Microsoft and Majans have come up with a new system that uses a beam of light to internally measure moisture levels in crisp bags and processes the data via the Azure systems. At a minimum, it demonstrates why the company is winning in the cloud space. But while it may be a small start, I see Microsoft taking this on the road for other companies.

Most importantly, it demonstrates that the company continues to build on its capabilities to build up its book and sales figures that I discussed earlier.

Apple has not had as good of a year as Microsoft. Year to date, its stock has underperformed, with a return of only 6.56%. There are reasons for this, as I’ve continued to follow the increasing challenges of Apple.

First, we continue to have reports of supplier and assembly cutbacks, which point to lower unit sales of the company’s core iPhone products. This is very important, as the fewer units means fewer potential buyers of applications and other services, which Apple needs to generate more recurring income.

Now we have more problems on this front. Japan is a big market for Apple, representing 8% of its revenue as of the most recent reported quarter. This is important, as it has lost market share in China as well as the rest of Asia, while Europe is just flat and North America is down from the previous quarter.

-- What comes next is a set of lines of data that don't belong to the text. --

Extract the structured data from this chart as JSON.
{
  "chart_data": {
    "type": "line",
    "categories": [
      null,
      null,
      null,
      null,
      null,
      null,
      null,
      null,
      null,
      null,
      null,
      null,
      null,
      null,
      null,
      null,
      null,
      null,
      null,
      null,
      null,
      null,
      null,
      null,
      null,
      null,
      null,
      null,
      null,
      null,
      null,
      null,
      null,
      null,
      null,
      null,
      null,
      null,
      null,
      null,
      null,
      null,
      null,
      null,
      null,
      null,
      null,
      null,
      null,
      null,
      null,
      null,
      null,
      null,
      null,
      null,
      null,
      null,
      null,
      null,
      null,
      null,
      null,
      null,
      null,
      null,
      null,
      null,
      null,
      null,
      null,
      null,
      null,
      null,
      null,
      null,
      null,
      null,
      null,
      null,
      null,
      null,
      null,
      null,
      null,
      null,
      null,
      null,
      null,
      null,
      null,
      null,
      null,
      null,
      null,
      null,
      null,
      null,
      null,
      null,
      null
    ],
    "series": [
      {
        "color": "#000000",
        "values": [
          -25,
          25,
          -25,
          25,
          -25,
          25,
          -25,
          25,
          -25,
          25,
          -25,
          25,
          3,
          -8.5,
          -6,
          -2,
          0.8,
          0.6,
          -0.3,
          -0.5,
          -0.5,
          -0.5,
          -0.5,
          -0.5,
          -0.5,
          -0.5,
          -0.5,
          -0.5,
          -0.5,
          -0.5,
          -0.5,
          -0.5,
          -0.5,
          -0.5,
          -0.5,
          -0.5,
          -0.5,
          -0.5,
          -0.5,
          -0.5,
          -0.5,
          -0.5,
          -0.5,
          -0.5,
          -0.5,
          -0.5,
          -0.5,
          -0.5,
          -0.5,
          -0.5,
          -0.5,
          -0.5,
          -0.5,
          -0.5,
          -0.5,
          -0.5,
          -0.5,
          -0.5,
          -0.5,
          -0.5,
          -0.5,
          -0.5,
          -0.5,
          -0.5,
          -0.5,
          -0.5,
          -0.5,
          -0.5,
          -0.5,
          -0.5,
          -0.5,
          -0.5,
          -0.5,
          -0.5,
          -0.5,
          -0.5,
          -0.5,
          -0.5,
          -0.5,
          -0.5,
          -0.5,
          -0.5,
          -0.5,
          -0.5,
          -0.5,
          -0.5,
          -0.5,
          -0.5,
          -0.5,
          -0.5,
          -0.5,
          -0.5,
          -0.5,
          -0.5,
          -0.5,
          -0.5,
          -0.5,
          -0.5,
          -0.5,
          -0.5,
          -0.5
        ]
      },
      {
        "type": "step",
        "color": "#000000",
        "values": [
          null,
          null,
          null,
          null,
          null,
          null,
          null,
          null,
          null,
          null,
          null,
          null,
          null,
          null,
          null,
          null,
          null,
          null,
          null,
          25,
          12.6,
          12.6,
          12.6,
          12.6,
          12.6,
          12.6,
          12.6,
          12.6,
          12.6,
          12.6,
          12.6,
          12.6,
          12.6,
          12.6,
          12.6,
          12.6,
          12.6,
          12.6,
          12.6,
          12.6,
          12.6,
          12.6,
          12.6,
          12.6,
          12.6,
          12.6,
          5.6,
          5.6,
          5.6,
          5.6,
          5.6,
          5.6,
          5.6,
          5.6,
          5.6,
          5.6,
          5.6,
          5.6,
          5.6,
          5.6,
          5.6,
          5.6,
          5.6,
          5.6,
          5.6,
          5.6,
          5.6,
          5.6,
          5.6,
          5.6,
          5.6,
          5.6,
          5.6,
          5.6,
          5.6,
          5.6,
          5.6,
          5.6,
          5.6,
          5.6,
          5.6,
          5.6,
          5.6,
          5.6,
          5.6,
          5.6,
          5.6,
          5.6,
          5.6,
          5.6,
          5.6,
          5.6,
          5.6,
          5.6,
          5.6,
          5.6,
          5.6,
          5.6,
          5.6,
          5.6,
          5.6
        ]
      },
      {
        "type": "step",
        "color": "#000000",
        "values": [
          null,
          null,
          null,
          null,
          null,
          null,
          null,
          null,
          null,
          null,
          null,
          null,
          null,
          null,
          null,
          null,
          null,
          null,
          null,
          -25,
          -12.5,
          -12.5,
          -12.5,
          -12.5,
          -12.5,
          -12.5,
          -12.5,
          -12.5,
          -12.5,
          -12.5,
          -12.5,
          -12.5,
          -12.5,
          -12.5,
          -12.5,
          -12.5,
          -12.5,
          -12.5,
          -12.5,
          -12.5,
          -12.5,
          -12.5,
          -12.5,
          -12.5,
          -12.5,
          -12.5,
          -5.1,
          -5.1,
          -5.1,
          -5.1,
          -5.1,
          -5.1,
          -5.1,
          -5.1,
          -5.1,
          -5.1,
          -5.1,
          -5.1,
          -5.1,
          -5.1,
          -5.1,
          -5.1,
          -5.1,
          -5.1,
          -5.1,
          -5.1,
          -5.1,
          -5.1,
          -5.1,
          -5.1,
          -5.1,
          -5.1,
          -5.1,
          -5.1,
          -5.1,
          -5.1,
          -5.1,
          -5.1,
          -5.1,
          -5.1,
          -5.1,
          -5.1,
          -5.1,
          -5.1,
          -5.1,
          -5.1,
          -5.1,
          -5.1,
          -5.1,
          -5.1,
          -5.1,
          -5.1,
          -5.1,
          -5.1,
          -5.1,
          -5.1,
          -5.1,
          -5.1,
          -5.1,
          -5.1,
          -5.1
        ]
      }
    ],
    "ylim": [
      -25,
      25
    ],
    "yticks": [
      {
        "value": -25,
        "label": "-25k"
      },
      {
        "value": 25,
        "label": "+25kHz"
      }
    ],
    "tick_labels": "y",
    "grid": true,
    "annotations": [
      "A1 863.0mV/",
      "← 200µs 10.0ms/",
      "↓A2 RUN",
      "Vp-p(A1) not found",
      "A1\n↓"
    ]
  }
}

Japan is now slowing its demand for newer iPhones as it follows other markets into lower adoption of the next phone models. The primary telecom companies in Japan are demanding higher subsidies from Apple to offer its iPhones on their networks and in their stores. This means tighter margins for the company and shows that its unit growth is in more trouble.

Then we come to the big problem that the company is facing with the Supreme Court of the United States. The company is being sued in the case of Apple Inc. v Pepper, in which Apple customers are alleging anti-trust violations in application (app) sales.

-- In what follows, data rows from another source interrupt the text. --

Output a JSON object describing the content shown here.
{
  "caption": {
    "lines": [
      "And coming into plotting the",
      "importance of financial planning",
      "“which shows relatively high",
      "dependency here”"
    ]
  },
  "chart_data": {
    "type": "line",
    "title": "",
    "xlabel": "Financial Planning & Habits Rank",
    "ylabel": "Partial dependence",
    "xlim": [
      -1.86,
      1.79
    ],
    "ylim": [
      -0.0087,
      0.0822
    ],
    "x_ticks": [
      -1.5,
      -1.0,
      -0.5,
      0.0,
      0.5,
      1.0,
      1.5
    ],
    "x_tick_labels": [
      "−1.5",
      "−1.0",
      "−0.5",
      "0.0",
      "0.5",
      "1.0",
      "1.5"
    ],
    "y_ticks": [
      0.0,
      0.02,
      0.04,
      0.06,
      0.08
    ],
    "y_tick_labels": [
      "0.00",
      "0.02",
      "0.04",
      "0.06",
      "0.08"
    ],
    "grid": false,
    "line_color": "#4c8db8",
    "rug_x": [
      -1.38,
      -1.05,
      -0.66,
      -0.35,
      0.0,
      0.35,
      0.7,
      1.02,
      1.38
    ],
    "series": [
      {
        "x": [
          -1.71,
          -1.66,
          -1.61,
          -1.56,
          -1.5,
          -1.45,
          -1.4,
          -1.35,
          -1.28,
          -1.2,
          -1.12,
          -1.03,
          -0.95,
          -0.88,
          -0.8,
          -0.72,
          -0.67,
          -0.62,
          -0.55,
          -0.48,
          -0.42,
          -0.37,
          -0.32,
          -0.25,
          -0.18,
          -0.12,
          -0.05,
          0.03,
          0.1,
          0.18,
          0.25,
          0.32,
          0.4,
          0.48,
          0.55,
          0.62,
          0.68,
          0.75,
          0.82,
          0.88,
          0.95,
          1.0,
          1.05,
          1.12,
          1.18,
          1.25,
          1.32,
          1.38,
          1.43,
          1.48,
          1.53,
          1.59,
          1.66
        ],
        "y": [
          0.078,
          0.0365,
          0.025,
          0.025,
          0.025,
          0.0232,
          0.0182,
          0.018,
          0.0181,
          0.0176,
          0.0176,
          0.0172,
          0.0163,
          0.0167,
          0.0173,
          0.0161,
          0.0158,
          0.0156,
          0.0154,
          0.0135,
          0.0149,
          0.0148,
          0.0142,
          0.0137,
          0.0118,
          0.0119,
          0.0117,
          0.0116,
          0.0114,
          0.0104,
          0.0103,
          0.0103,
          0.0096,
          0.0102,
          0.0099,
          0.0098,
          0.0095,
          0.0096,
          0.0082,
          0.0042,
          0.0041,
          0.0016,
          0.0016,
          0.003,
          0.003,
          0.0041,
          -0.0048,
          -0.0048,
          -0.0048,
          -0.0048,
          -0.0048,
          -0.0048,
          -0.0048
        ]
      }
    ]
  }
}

The customers are saying that since Apple apps can only be bought through the company and not from other vendors—as opposed to the model widely used for Android devices from Alphabet’s Google (GOOGL)—Apple effectively controls the price and fees for listing apps on the Apple platform.

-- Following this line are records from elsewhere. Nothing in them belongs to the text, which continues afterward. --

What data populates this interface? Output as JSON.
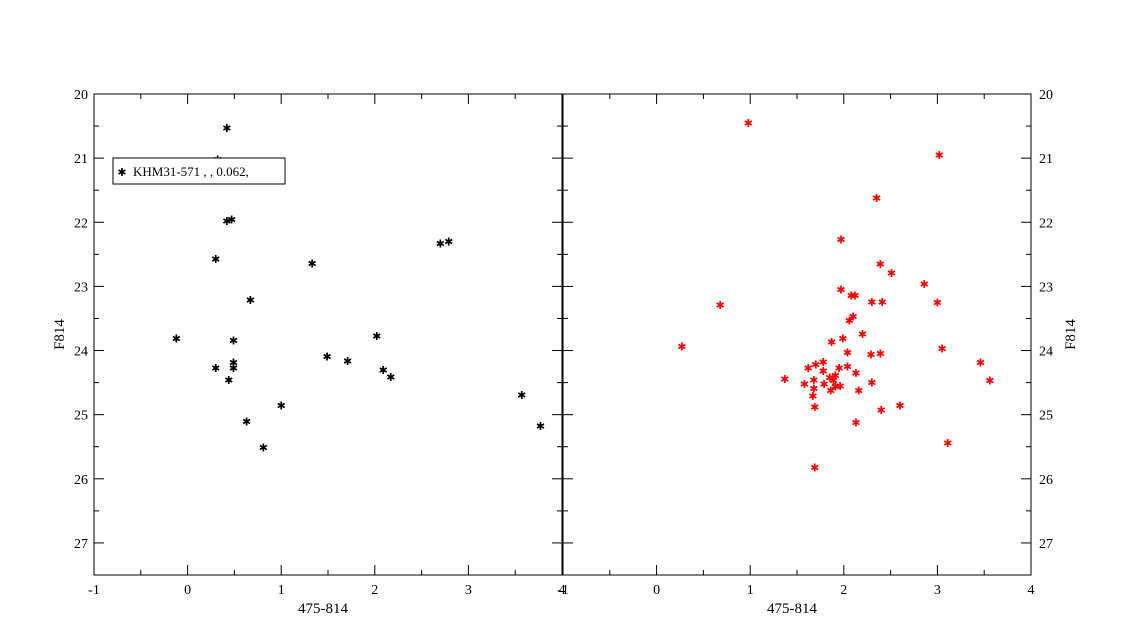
{
  "chart_data": [
    {
      "type": "scatter",
      "panel": "left",
      "xlabel": "475-814",
      "ylabel": "F814",
      "xlim": [
        -1,
        4
      ],
      "ylim": [
        27.5,
        20
      ],
      "x_ticks": [
        "-1",
        "0",
        "1",
        "2",
        "3",
        "4"
      ],
      "y_ticks": [
        "20",
        "21",
        "22",
        "23",
        "24",
        "25",
        "26",
        "27"
      ],
      "y_axis_side": "left",
      "legend": {
        "placement": "top-left",
        "text": "KHM31-571   ,    , 0.062,"
      },
      "series": [
        {
          "color": "#000000",
          "points": [
            [
              0.42,
              20.53
            ],
            [
              0.32,
              21.02
            ],
            [
              0.42,
              21.98
            ],
            [
              0.47,
              21.96
            ],
            [
              0.3,
              22.57
            ],
            [
              0.67,
              23.21
            ],
            [
              1.33,
              22.64
            ],
            [
              2.7,
              22.33
            ],
            [
              2.79,
              22.3
            ],
            [
              -0.12,
              23.81
            ],
            [
              0.49,
              23.84
            ],
            [
              0.3,
              24.27
            ],
            [
              0.49,
              24.19
            ],
            [
              0.49,
              24.27
            ],
            [
              0.44,
              24.46
            ],
            [
              1.49,
              24.09
            ],
            [
              1.71,
              24.16
            ],
            [
              2.02,
              23.77
            ],
            [
              2.09,
              24.3
            ],
            [
              2.17,
              24.41
            ],
            [
              0.63,
              25.11
            ],
            [
              1.0,
              24.86
            ],
            [
              0.81,
              25.51
            ],
            [
              3.57,
              24.69
            ],
            [
              3.77,
              25.18
            ]
          ]
        }
      ]
    },
    {
      "type": "scatter",
      "panel": "right",
      "xlabel": "475-814",
      "ylabel": "F814",
      "xlim": [
        -1,
        4
      ],
      "ylim": [
        27.5,
        20
      ],
      "x_ticks": [
        "-1",
        "0",
        "1",
        "2",
        "3",
        "4"
      ],
      "y_ticks": [
        "20",
        "21",
        "22",
        "23",
        "24",
        "25",
        "26",
        "27"
      ],
      "y_axis_side": "right",
      "series": [
        {
          "color": "#ff0000",
          "points": [
            [
              0.98,
              20.45
            ],
            [
              3.02,
              20.95
            ],
            [
              2.35,
              21.62
            ],
            [
              1.97,
              22.27
            ],
            [
              2.39,
              22.65
            ],
            [
              2.51,
              22.79
            ],
            [
              2.86,
              22.96
            ],
            [
              1.97,
              23.05
            ],
            [
              2.08,
              23.14
            ],
            [
              2.12,
              23.14
            ],
            [
              2.3,
              23.24
            ],
            [
              2.41,
              23.24
            ],
            [
              3.0,
              23.25
            ],
            [
              0.68,
              23.29
            ],
            [
              2.1,
              23.47
            ],
            [
              2.06,
              23.53
            ],
            [
              2.2,
              23.74
            ],
            [
              1.99,
              23.81
            ],
            [
              1.87,
              23.87
            ],
            [
              0.27,
              23.94
            ],
            [
              3.05,
              23.97
            ],
            [
              2.04,
              24.03
            ],
            [
              2.29,
              24.06
            ],
            [
              2.39,
              24.05
            ],
            [
              1.78,
              24.18
            ],
            [
              3.46,
              24.19
            ],
            [
              1.7,
              24.22
            ],
            [
              2.04,
              24.25
            ],
            [
              1.95,
              24.27
            ],
            [
              1.62,
              24.27
            ],
            [
              1.78,
              24.32
            ],
            [
              2.13,
              24.35
            ],
            [
              1.85,
              24.42
            ],
            [
              1.91,
              24.39
            ],
            [
              1.37,
              24.44
            ],
            [
              1.68,
              24.46
            ],
            [
              1.89,
              24.47
            ],
            [
              3.56,
              24.47
            ],
            [
              2.3,
              24.5
            ],
            [
              1.58,
              24.52
            ],
            [
              1.79,
              24.52
            ],
            [
              1.96,
              24.55
            ],
            [
              1.91,
              24.56
            ],
            [
              1.68,
              24.59
            ],
            [
              1.86,
              24.62
            ],
            [
              2.16,
              24.62
            ],
            [
              1.67,
              24.71
            ],
            [
              2.6,
              24.86
            ],
            [
              1.69,
              24.88
            ],
            [
              2.4,
              24.93
            ],
            [
              2.13,
              25.12
            ],
            [
              3.11,
              25.44
            ],
            [
              1.69,
              25.82
            ]
          ]
        }
      ]
    }
  ]
}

If SCOTUS rules against Apple, it will open up a myriad of class-action lawsuits that would cost Apple in refunded payments and might force the company to open up its platform for apps to third-party companies. This could result in a massive hit to its services revenue, which are already under threat from slower unit sales.

The case facing SCOTUS revolves around the 1977 case known as Illinois Brick. In this case, the state of Illinois argued that there was collusion by brick manufacturers, which raised prices for construction. SCOTUS decided that the plaintiffs were indirect consumers and not direct purchasers of the bricks, so they could not sue.

There are some exceptions cited in the verdict. One of them is that if the consumers are at the end the controllers of the product, then they would have standing. This could apply to Apple customers, as the apps are in the end the property of the customers.

It will take some time for the verdict and then the subsequent class-action suits to be filed. But it is an ominous cloud on the horizon for Apple.

Another potential source of grief for Apple is Amazon (AMZN), which has a competing product to Apple’s Apple Pay with its Amazon Wallet. Right now, Apple has been spending a lot of money and time trying to get Apple Pay into retailers. But with Amazon being a much larger platform with more diverse users across platforms, it would make for a better choice for retailers to adopt the more universal service for point-of-purchase transactions.

For me, this is one more example that Apple is missing out by not opening up its potential universe by licensing its operating system and opening up its platform.

My call for this battle for investor’s better returns is for Microsoft over Apple.